S1, and seemingly SF1 coded models also have been produced, but we’re not entirely sure what the difference might be? You’d think it might have signified the change to alloy wheels, or fitment of the later A3N two-speed automatic engine, but SF1’s seem to become referenced from 1977, apparently still fitted with the A3 single-speed automatic engine and spoked wheels.
A problem with these Dutch-market snorfiets mopeds is that they weren’t required to be registered, so there’s no fixed points of reference to go from, and forty or so years later, the factory that made them has gone, and nobody seems to have recorded anything about them!
The Tomos NL Epe factory operated its own research and development to assemble and produce new units for the Dutch market until 2009, when the longest surviving moped factory in the Netherlands ended operations due to production and labour costs being lower in Slovenia.
On 4th January 2019 the Slovenia Times printed a brief report under the heading:
—– Motorcycle maker Tomos sent into receivership ——
Koper - The Koper District Court sent famed motor cycle maker Tomos into receivership on Thursday (3rd January) after the Koper-based company failed to find a strategic partner to help it cope with liquidity issues.
The proposal for receivership was filed last November by Tomos employees after the company failed to pay their wages, contributions and the annual holiday allowance.
Since Tomos had neither contested being insolvent nor asked for a deferral, it is considered insolvent under the insolvency law.
‘The court decided to send the debtor into receivership,’ says the court’s decision, posted on the website of the Agency for Public Legal Records (AJPES).
The court appointed Štefan Veren the official receiver, giving creditors until 3 April to report their claims and secured debt.

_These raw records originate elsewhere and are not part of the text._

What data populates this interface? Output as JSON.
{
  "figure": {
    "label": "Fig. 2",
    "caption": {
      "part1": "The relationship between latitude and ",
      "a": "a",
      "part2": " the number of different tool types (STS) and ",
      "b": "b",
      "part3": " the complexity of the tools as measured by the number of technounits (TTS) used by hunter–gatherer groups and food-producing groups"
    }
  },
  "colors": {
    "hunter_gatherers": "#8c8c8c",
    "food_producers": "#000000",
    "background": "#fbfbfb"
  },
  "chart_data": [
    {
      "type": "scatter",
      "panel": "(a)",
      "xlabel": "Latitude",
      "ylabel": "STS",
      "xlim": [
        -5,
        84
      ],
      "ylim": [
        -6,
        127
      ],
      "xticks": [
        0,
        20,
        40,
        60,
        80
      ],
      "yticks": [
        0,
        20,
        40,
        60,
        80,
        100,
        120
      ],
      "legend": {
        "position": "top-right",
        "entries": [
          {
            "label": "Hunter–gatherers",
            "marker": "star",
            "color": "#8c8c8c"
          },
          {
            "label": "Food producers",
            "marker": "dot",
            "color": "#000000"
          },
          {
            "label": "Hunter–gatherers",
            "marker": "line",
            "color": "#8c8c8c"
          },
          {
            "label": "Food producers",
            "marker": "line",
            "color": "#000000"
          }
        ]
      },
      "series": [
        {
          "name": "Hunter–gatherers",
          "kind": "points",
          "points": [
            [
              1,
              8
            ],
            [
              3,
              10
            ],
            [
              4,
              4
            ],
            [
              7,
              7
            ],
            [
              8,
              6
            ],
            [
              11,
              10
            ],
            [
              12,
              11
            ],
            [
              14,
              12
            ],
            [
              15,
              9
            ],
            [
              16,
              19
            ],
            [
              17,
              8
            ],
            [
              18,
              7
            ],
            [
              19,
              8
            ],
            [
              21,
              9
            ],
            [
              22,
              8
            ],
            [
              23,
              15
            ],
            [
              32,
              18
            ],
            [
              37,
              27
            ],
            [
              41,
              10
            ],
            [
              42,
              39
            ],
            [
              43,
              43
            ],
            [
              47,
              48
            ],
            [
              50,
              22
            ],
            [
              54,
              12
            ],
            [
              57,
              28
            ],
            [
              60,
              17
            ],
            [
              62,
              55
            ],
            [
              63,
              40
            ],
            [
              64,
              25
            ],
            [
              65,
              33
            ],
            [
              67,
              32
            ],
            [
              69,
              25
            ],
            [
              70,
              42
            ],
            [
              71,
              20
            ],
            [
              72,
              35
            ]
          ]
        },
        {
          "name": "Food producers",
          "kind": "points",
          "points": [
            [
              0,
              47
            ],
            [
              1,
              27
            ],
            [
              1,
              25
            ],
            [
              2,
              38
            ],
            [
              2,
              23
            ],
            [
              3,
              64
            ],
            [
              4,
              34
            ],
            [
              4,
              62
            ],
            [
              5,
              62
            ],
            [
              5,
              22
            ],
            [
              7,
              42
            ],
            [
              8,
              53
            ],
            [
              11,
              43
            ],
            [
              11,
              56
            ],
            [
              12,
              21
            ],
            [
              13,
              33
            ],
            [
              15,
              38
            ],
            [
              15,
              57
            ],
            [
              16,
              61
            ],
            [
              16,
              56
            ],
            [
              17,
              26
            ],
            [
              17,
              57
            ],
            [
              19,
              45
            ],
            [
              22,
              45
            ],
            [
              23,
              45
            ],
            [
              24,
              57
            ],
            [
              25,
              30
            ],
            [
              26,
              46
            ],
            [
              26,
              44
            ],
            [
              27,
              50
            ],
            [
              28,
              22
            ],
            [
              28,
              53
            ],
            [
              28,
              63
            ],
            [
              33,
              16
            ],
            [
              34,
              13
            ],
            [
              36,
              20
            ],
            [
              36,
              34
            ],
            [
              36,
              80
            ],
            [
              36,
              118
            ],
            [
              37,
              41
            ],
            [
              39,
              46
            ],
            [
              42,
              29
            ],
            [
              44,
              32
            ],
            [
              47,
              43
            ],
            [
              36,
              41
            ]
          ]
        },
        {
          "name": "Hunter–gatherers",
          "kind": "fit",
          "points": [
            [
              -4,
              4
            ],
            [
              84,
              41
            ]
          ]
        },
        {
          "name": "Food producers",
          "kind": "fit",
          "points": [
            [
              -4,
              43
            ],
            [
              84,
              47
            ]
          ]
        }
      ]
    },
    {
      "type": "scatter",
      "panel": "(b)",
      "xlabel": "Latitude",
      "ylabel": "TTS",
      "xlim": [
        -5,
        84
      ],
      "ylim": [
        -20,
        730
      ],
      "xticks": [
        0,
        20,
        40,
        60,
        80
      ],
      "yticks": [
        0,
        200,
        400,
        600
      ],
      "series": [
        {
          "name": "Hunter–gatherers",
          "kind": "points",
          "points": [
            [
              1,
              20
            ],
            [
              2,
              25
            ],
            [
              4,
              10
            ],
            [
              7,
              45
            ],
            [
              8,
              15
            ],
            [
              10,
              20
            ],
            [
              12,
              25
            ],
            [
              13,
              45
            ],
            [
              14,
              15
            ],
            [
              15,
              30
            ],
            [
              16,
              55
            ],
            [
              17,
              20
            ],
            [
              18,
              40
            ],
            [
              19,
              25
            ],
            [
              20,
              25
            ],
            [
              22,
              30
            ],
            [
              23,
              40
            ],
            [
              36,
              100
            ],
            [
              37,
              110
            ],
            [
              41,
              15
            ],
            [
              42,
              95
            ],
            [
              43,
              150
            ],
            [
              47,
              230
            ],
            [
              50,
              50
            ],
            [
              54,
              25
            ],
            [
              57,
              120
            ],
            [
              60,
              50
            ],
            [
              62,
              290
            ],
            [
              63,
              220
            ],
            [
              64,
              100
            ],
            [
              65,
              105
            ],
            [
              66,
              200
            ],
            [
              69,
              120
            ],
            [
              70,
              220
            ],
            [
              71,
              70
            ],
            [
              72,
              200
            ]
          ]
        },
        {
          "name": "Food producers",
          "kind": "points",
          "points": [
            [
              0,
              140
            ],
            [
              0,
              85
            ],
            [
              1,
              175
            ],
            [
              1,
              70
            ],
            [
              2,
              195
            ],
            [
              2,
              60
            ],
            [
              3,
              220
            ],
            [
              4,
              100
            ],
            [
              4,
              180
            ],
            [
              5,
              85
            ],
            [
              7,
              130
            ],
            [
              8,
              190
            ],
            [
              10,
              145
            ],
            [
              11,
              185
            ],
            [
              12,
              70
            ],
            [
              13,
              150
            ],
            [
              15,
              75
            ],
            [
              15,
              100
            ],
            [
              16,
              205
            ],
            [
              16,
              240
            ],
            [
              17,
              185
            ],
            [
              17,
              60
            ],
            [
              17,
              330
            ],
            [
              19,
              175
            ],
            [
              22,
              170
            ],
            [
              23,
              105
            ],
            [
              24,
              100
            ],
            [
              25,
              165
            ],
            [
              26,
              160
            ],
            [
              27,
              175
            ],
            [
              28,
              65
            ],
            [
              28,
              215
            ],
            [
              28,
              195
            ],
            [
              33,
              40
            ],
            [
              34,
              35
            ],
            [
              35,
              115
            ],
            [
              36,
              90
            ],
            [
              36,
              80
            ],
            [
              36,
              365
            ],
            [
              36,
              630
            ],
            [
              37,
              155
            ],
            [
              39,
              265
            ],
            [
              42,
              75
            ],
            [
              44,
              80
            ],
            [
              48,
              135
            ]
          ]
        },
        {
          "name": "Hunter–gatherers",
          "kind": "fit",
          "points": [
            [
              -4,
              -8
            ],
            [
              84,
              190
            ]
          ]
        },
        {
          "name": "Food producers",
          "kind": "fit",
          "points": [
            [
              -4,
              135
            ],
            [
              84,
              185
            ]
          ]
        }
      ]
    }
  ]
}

When the workers filed for receivership, Tomos director and owner Iztok Pikl said the company could still be saved. However, he admitted it owed its employees two monthly salaries and the holiday allowance.
Pikl or his company MPO Kabel bought the manufacturer of motor cycles and scooters in 2015 from industrial conglomerate Hidria, which sold it as a non-strategic asset.
Hidria acquired Tomos in 1998, it briefly liquidated it in 2012 only to revive production later on.